Many artists in the exhibition offer provocative and poetic responses to often-polarizing cultural, political, and social issues. Mona Hatoum evokes the agony of exile in her work Drowning Sorrows (2001-02), which is composed of severed clear glass bottles arranged in a circular formation on the floor. Andrea Bowers, Chitra Ganesh, and Lara Schnitger address ongoing struggles for gender equality and women's rights to imagine a more just world. In his painting Trauma Eve with Virus Bombs (2001), David Huffman reimagines African American stereotypes in order to reclaim them from prevailing narratives of the black experience.

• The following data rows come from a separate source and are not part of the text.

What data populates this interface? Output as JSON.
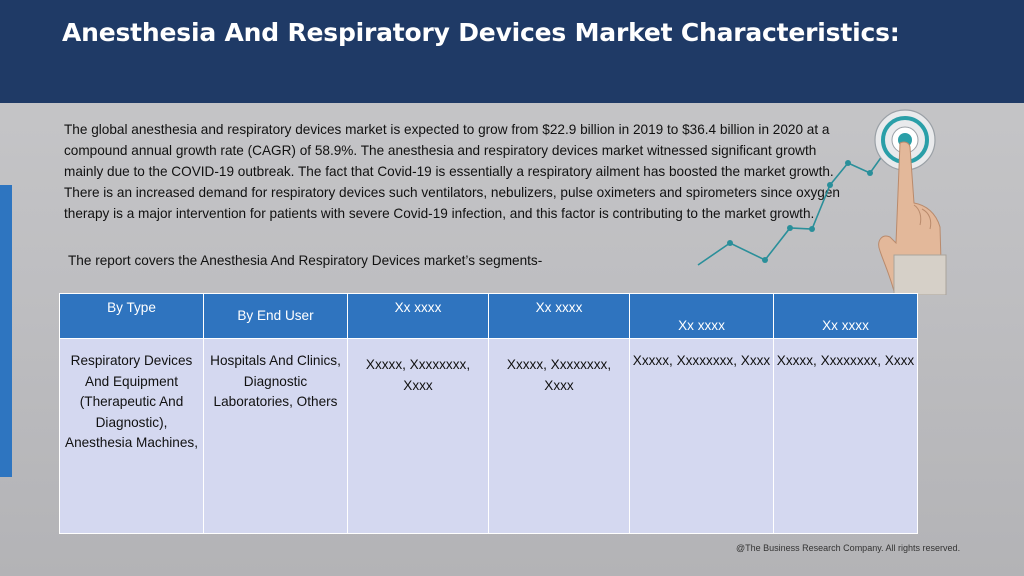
{
  "header": {
    "title": "Anesthesia And Respiratory Devices Market Characteristics:",
    "background": "#1f3a66"
  },
  "intro": {
    "paragraph": "The global anesthesia and respiratory devices market is expected to grow from $22.9 billion in 2019 to $36.4 billion in 2020 at a compound annual growth rate (CAGR) of 58.9%. The anesthesia and respiratory devices market witnessed significant growth mainly due to the COVID-19 outbreak. The fact that Covid-19 is essentially a respiratory ailment has boosted the market growth. There is an increased demand for respiratory devices such ventilators, nebulizers, pulse oximeters and spirometers since oxygen therapy is a major intervention for patients with severe Covid-19 infection, and this factor is contributing to the market growth.",
    "segments_line": "The report covers the Anesthesia And Respiratory Devices market’s segments-"
  },
  "graphic": {
    "icon": "target-hand-growth-icon",
    "accent": "#2a9fa8"
  },
  "table": {
    "header_color": "#2f74bf",
    "body_color": "#d4d8f0",
    "headers": [
      "By Type",
      "By End User",
      "Xx xxxx",
      "Xx xxxx",
      "Xx xxxx",
      "Xx xxxx"
    ],
    "cells": [
      "Respiratory Devices And Equipment (Therapeutic And Diagnostic), Anesthesia Machines,",
      "Hospitals And Clinics, Diagnostic Laboratories, Others",
      "Xxxxx, Xxxxxxxx, Xxxx",
      "Xxxxx, Xxxxxxxx, Xxxx",
      "Xxxxx, Xxxxxxxx, Xxxx",
      "Xxxxx, Xxxxxxxx, Xxxx"
    ]
  },
  "footer": {
    "copyright": "@The Business Research Company. All rights reserved."
  }
}
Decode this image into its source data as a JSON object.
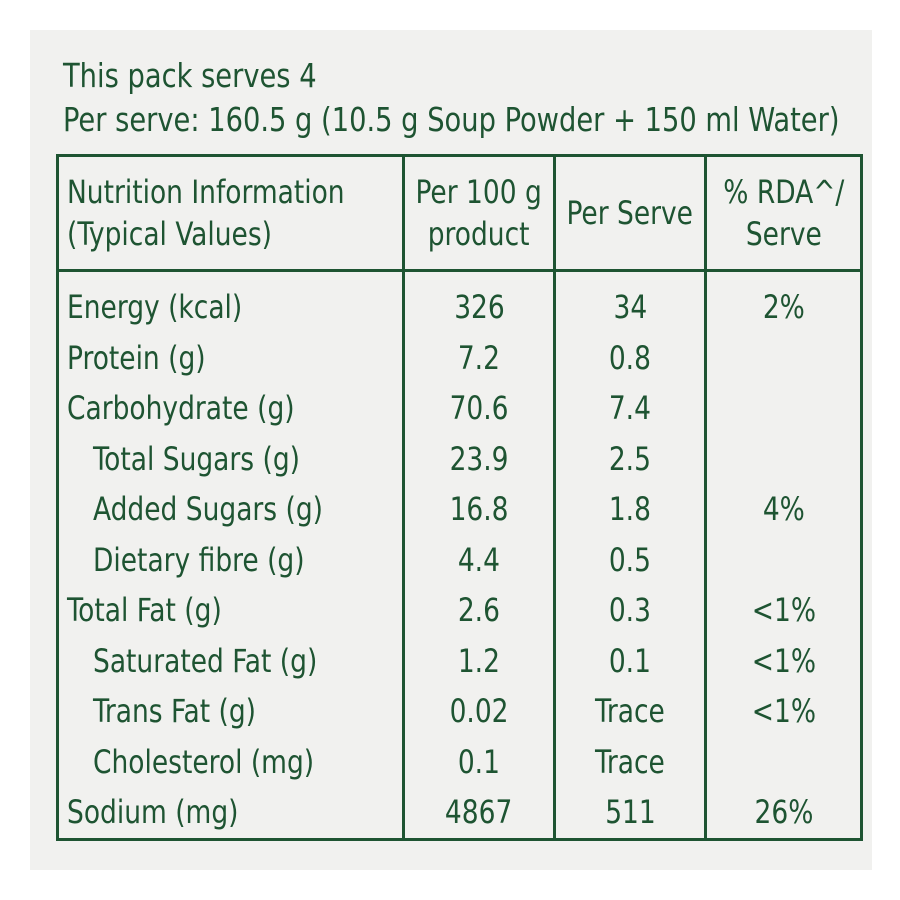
{
  "intro": {
    "line1": "This pack serves 4",
    "line2": "Per serve: 160.5 g (10.5 g Soup Powder + 150 ml Water)"
  },
  "table": {
    "headers": [
      {
        "line1": "Nutrition Information",
        "line2": "(Typical Values)"
      },
      {
        "line1": "Per 100 g",
        "line2": "product"
      },
      {
        "line1": "Per Serve",
        "line2": ""
      },
      {
        "line1": "% RDA^/",
        "line2": "Serve"
      }
    ],
    "rows": [
      {
        "name": "Energy (kcal)",
        "per100": "326",
        "perServe": "34",
        "rda": "2%"
      },
      {
        "name": "Protein (g)",
        "per100": "7.2",
        "perServe": "0.8",
        "rda": ""
      },
      {
        "name": "Carbohydrate (g)",
        "per100": "70.6",
        "perServe": "7.4",
        "rda": ""
      },
      {
        "name": "Total Sugars (g)",
        "per100": "23.9",
        "perServe": "2.5",
        "rda": ""
      },
      {
        "name": "Added Sugars (g)",
        "per100": "16.8",
        "perServe": "1.8",
        "rda": "4%"
      },
      {
        "name": "Dietary fibre (g)",
        "per100": "4.4",
        "perServe": "0.5",
        "rda": ""
      },
      {
        "name": "Total Fat (g)",
        "per100": "2.6",
        "perServe": "0.3",
        "rda": "<1%"
      },
      {
        "name": "Saturated Fat (g)",
        "per100": "1.2",
        "perServe": "0.1",
        "rda": "<1%"
      },
      {
        "name": "Trans Fat (g)",
        "per100": "0.02",
        "perServe": "Trace",
        "rda": "<1%"
      },
      {
        "name": "Cholesterol (mg)",
        "per100": "0.1",
        "perServe": "Trace",
        "rda": ""
      },
      {
        "name": "Sodium (mg)",
        "per100": "4867",
        "perServe": "511",
        "rda": "26%"
      }
    ]
  },
  "colors": {
    "text": "#1e5432",
    "panel": "#f1f1ef",
    "border": "#1e5432"
  }
}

In our twenty-first century digital age, artists such as Petra Cortright, Hayal Pozanti, and Margo Wolowiec push the boundaries of representation and contemporary image making using new media technologies. In contrast, artists such as Tacita Dean and Tony Feher show us that the simplest elements-whether images of clouds for Dean or blue painter's tape for Feher-can prove to be profoundly pleasurable to the senses. Other artists featured in the exhibition include Firelei Báez, Tony Berlant, Alexander Calder, Tiffany Chung, Russell Crotty, Jay DeFeo, Genevieve Gaignard, Kojo Griffin, Robert Hudson, Yojiro Imasaka, Jitish Kallat, Hung Liu, Frank Lobdell, Vanessa Marsh, Annu Palakunnathu Matthew, Robert Minervini, Richard Misrach, Ruben Ochoa, Nathan Oliveira, Josephine Taylor, William T. Wiley, and Imin Yeh.
Adopting the title of a monumental, two-panel mixed-media work by Diana Al-Hadid to symbolize the breadth and depth of the collection, South East North West testifies to SJMA's adventurousness and ambition of becoming a borderless museum for the future.